For older adults living with dementia, care transitions from acute or subacute care back to their community can have adverse outcomes such as hospital readmissions, medication errors, or even permanent nursing home placement. To address these adverse outcomes, Transition Care Management (TCM) codes were introduced by the Centers for Medicare and Medicaid Services (CMS) in October 2012. The efficacy of TCM codes has not been examined in the population of persons living with dementia. Thus, this study examines the effect of TCM codes on hospital readmission rates and hypothesizes that TCM codes are effective in decreasing readmission rates after care transitions for persons living with dementia.
After an extensive literature review, we identified the Bynum Standard method for identifying persons living with dementia.
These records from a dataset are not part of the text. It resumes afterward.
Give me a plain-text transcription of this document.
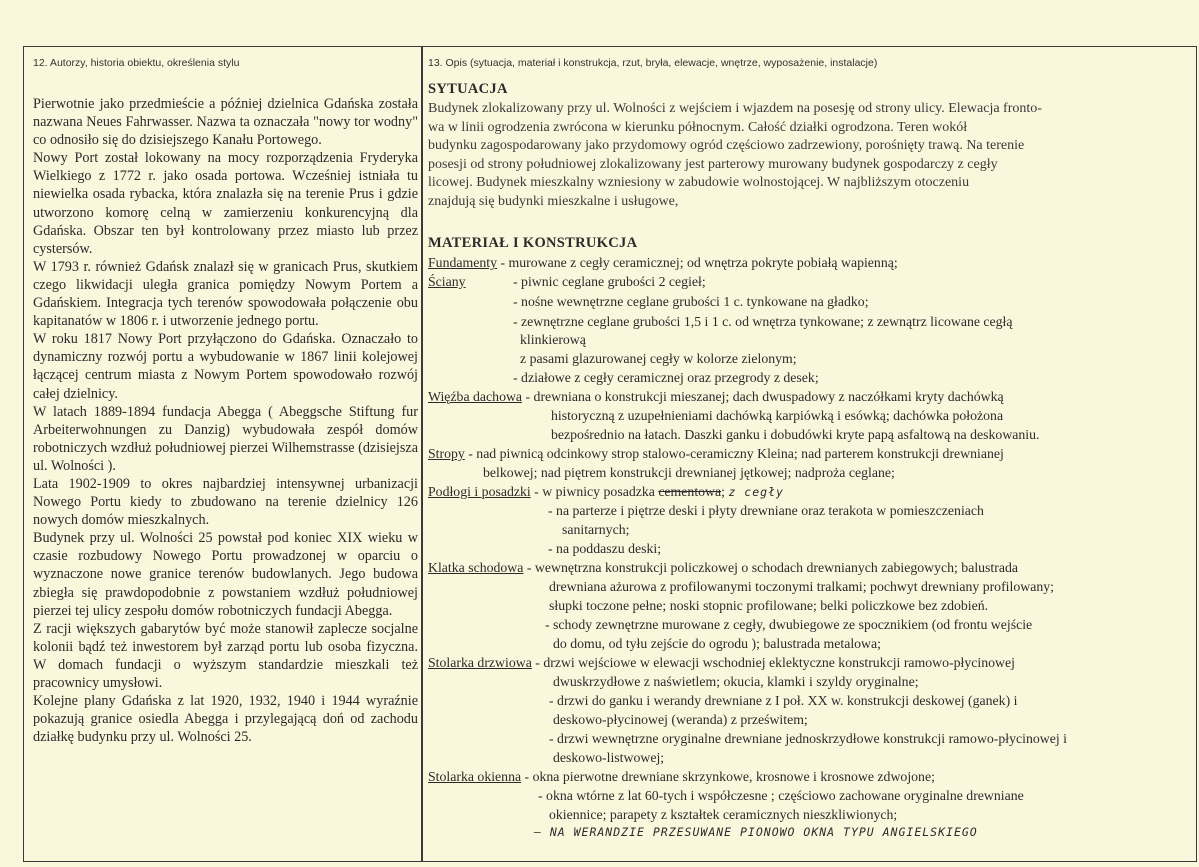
12. Autorzy, historia obiektu, określenia stylu	13. Opis (sytuacja, materiał i konstrukcja, rzut, bryła, elewacje, wnętrze, wyposażenie, instalacje)

Pierwotnie jako przedmieście a później dzielnica Gdańska została nazwana Neues Fahrwasser. Nazwa ta oznaczała "nowy tor wodny" co odnosiło się do dzisiejszego Kanału Portowego.

Nowy Port został lokowany na mocy rozporządzenia Fryderyka Wielkiego z 1772 r. jako osada portowa. Wcześniej istniała tu niewielka osada rybacka, która znalazła się na terenie Prus i gdzie utworzono komorę celną w zamierzeniu konkurencyjną dla Gdańska. Obszar ten był kontrolowany przez miasto lub przez cystersów.

W 1793 r. również Gdańsk znalazł się w granicach Prus, skutkiem czego likwidacji uległa granica pomiędzy Nowym Portem a Gdańskiem. Integracja tych terenów spowodowała połączenie obu kapitanatów w 1806 r. i utworzenie jednego portu.

W roku 1817 Nowy Port przyłączono do Gdańska. Oznaczało to dynamiczny rozwój portu a wybudowanie w 1867 linii kolejowej łączącej centrum miasta z Nowym Portem spowodowało rozwój całej dzielnicy.

W latach 1889-1894 fundacja Abegga ( Abeggsche Stiftung fur Arbeiterwohnungen zu Danzig) wybudowała zespół domów robotniczych wzdłuż południowej pierzei Wilhemstrasse (dzisiejsza ul. Wolności ).

Lata 1902-1909 to okres najbardziej intensywnej urbanizacji Nowego Portu kiedy to zbudowano na terenie dzielnicy 126 nowych domów mieszkalnych.

Budynek przy ul. Wolności 25 powstał pod koniec XIX wieku w czasie rozbudowy Nowego Portu prowadzonej w oparciu o wyznaczone nowe granice terenów budowlanych. Jego budowa zbiegła się prawdopodobnie z powstaniem wzdłuż południowej pierzei tej ulicy zespołu domów robotniczych fundacji Abegga.

Z racji większych gabarytów być może stanowił zaplecze socjalne kolonii bądź też inwestorem był zarząd portu lub osoba fizyczna. W domach fundacji o wyższym standardzie mieszkali też pracownicy umysłowi.

Kolejne plany Gdańska z lat 1920, 1932, 1940 i 1944 wyraźnie pokazują granice osiedla Abegga i przylegającą doń od zachodu działkę budynku przy ul. Wolności 25.

SYTUACJA
Budynek zlokalizowany przy ul. Wolności z wejściem i wjazdem na posesję od strony ulicy. Elewacja fronto-
wa w linii ogrodzenia zwrócona w kierunku północnym. Całość działki ogrodzona. Teren wokół
budynku zagospodarowany jako przydomowy ogród częściowo zadrzewiony, porośnięty trawą. Na terenie
posesji od strony południowej zlokalizowany jest parterowy murowany budynek gospodarczy z cegły
licowej. Budynek mieszkalny wzniesiony w zabudowie wolnostojącej. W najbliższym otoczeniu
znajdują się budynki mieszkalne i usługowe,
MATERIAŁ I KONSTRUKCJA
Fundamenty - murowane z cegły ceramicznej; od wnętrza pokryte pobiałą wapienną;
Ściany	- piwnic ceglane grubości 2 cegieł;
- nośne wewnętrzne ceglane grubości 1 c. tynkowane na gładko;
- zewnętrzne ceglane grubości 1,5 i 1 c. od wnętrza tynkowane; z zewnątrz licowane cegłą
klinkierową
z pasami glazurowanej cegły w kolorze zielonym;
- działowe z cegły ceramicznej oraz przegrody z desek;
Więźba dachowa - drewniana o konstrukcji mieszanej; dach dwuspadowy z naczółkami kryty dachówką
historyczną z uzupełnieniami dachówką karpiówką i esówką; dachówka położona
bezpośrednio na łatach. Daszki ganku i dobudówki kryte papą asfaltową na deskowaniu.
Stropy - nad piwnicą odcinkowy strop stalowo-ceramiczny Kleina; nad parterem konstrukcji drewnianej
belkowej; nad piętrem konstrukcji drewnianej jętkowej; nadproża ceglane;
Podłogi i posadzki - w piwnicy posadzka cementowa; z cegły
- na parterze i piętrze deski i płyty drewniane oraz terakota w pomieszczeniach
sanitarnych;
- na poddaszu deski;
Klatka schodowa - wewnętrzna konstrukcji policzkowej o schodach drewnianych zabiegowych; balustrada
drewniana ażurowa z profilowanymi toczonymi tralkami; pochwyt drewniany profilowany;
słupki toczone pełne; noski stopnic profilowane; belki policzkowe bez zdobień.
- schody zewnętrzne murowane z cegły, dwubiegowe ze spocznikiem (od frontu wejście
do domu, od tyłu zejście do ogrodu ); balustrada metalowa;
Stolarka drzwiowa - drzwi wejściowe w elewacji wschodniej eklektyczne konstrukcji ramowo-płycinowej
dwuskrzydłowe z naświetlem; okucia, klamki i szyldy oryginalne;
- drzwi do ganku i werandy drewniane z I poł. XX w. konstrukcji deskowej (ganek) i
deskowo-płycinowej (weranda) z prześwitem;
- drzwi wewnętrzne oryginalne drewniane jednoskrzydłowe konstrukcji ramowo-płycinowej i
deskowo-listwowej;
Stolarka okienna - okna pierwotne drewniane skrzynkowe, krosnowe i krosnowe zdwojone;
- okna wtórne z lat 60-tych i współczesne ; częściowo zachowane oryginalne drewniane
okiennice; parapety z kształtek ceramicznych nieszkliwionych;
– NA WERANDZIE PRZESUWANE PIONOWO OKNA TYPU ANGIELSKIEGO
We used a linked dataset from the Health and Retirement Study (HRS) and CMS claims to identify persons living with dementia with a hospital discharge between 2015 and 2018.
Our initial search has identified a cohort of 4,282 persons living with dementia.
1,584 (37%) are male and 2,698 (63%) are female. 3,433 are White, 656 are Black, 126 are Hispanic, 14 are Native American, 4 are Asian, and 49 are either of another race or did not report their race.
Conclusion and Potential Impact:
Thus far, we have identified a cohort of persons living with dementia from HRS-CMS linked data but have yet to identify who have had the TCM codes used by their provider. In the future, we will examine the effect that TCM codes have on hospital readmission rates within the studied population. Not only will this study determine if these billing codes provide effective care, but it can also tell us if it aids historically underserved groups.